For applications that use multiple threads/processes for processing, it is very common to open a new channel per thread/process and not share channels between them.
Communication on a particular channel is completely separate from communication on another channel, therefore every AMQP method also carries a channel number that clients use to figure out which channel the method is for (and thus, which event handler needs to be invoked, for example).
To make it possible for a single broker to host multiple isolated “environments” (groups of users, exchanges, queues and so on), AMQP includes the concept of virtual hosts (vhosts). They are similar to virtual hosts used by many popular Web servers and provide completely isolated environments in which AMQP entities live. AMQP clients specify what vhosts they want to use during AMQP connection negotiation.
AMQP 0-9-1 has several extension points:
- Custom exchange types let developers implement routing schemes that exchange types provided out-of-the-box do not cover well, for example, geodata-based routing.
- Declaration of exchanges and queues can include additional attributes that the broker can use. For example, per-queue message TTL in RabbitMQ is implemented this way.
- Broker-specific extensions to the protocol. See, for example, extensions that RabbitMQ implements.
- New AMQP 0-9-1 method classes can be introduced.
- Brokers can be extended with additional plugins, for example, the RabbitMQ management frontend and HTTP API are implemented as a plugin.
These features make the AMQP 0-9-1 Model even more flexible and applicable to a very broad range of problems.
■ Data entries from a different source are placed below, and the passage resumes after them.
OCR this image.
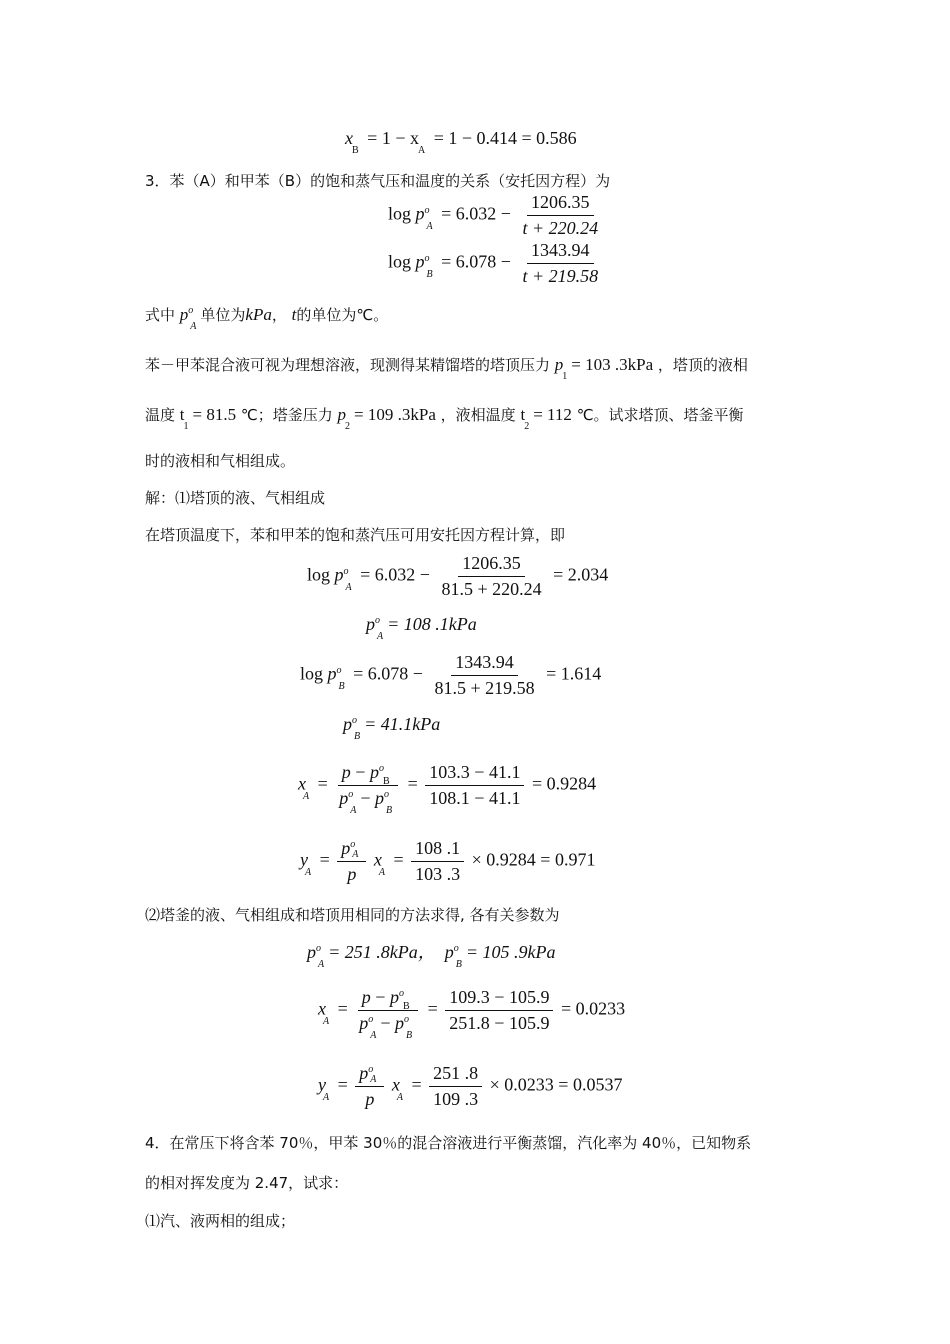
$x_B = 1 - x_A = 1 - 0.414 = 0.586$
3．苯（A）和甲苯（B）的饱和蒸气压和温度的关系（安托因方程）为
$\log p^o_A = 6.032 - \frac{1206.35}{t + 220.24}$
$\log p^o_B = 6.078 - \frac{1343.94}{t + 219.58}$
式中 $p^o_A$单位为kPa， t的单位为℃。
苯－甲苯混合液可视为理想溶液，现测得某精馏塔的塔顶压力 $p_1= 103$ .3kPa ，塔顶的液相
温度 $t_1= 81.5$ ℃；塔釜压力 $p_2= 109$ .3kPa ，液相温度 $t_2= 112$ ℃。试求塔顶、塔釜平衡
时的液相和气相组成。
解：⑴塔顶的液、气相组成
在塔顶温度下，苯和甲苯的饱和蒸汽压可用安托因方程计算，即
$\log p^o_A = 6.032 - \frac{1206.35}{81.5 + 220.24} = 2.034$
$p^o_A= 108$ .1kPa
$\log p^o_B = 6.078 - \frac{1343.94}{81.5 + 219.58} = 1.614$
$p^o_B= 41.1kPa$
$x_A = \frac{p - p^o_B}{p^o_A- p^o_B} = \frac{103.3 - 41.1}{108.1 - 41.1} = 0.9284$
$y_A = \frac{p^oA}{p} x_A = \frac{108 .1}{103 .3} \times 0.9284 = 0.971$
⑵塔釜的液、气相组成和塔顶用相同的方法求得, 各有关参数为
$p^o_A= 251$ .8kPa， $p^o_B= 105$ .9kPa
$x_A = \frac{p - p^o_B}{p^o_A- p^o_B} = \frac{109.3 - 105.9}{251.8 - 105.9} = 0.0233$
$y_A = \frac{p^oA}{p} x_A = \frac{251 .8}{109 .3} \times 0.0233 = 0.0537$
4．在常压下将含苯 70％，甲苯 30％的混合溶液进行平衡蒸馏，汽化率为 40％，已知物系
的相对挥发度为 2.47，试求：
⑴汽、液两相的组成；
There are many AMQP 0-9-1 clients for many popular programming languages and platforms. Some of them follow AMQP terminology closely and only provide implementation of AMQP methods. Some others have additional features, convenience methods and abstractions. Some of the clients are asynchronous (non-blocking), some are synchronous (blocking), some support both models. Some clients support vendor-specific extensions (for example, RabbitMQ-specific extensions).
Because one of the main AMQP goals is interoperability, it is a good idea for developers to understand protocol operations and not limit themselves to terminology of a particular client library. This way communicating with developers using different libraries will be significantly easier.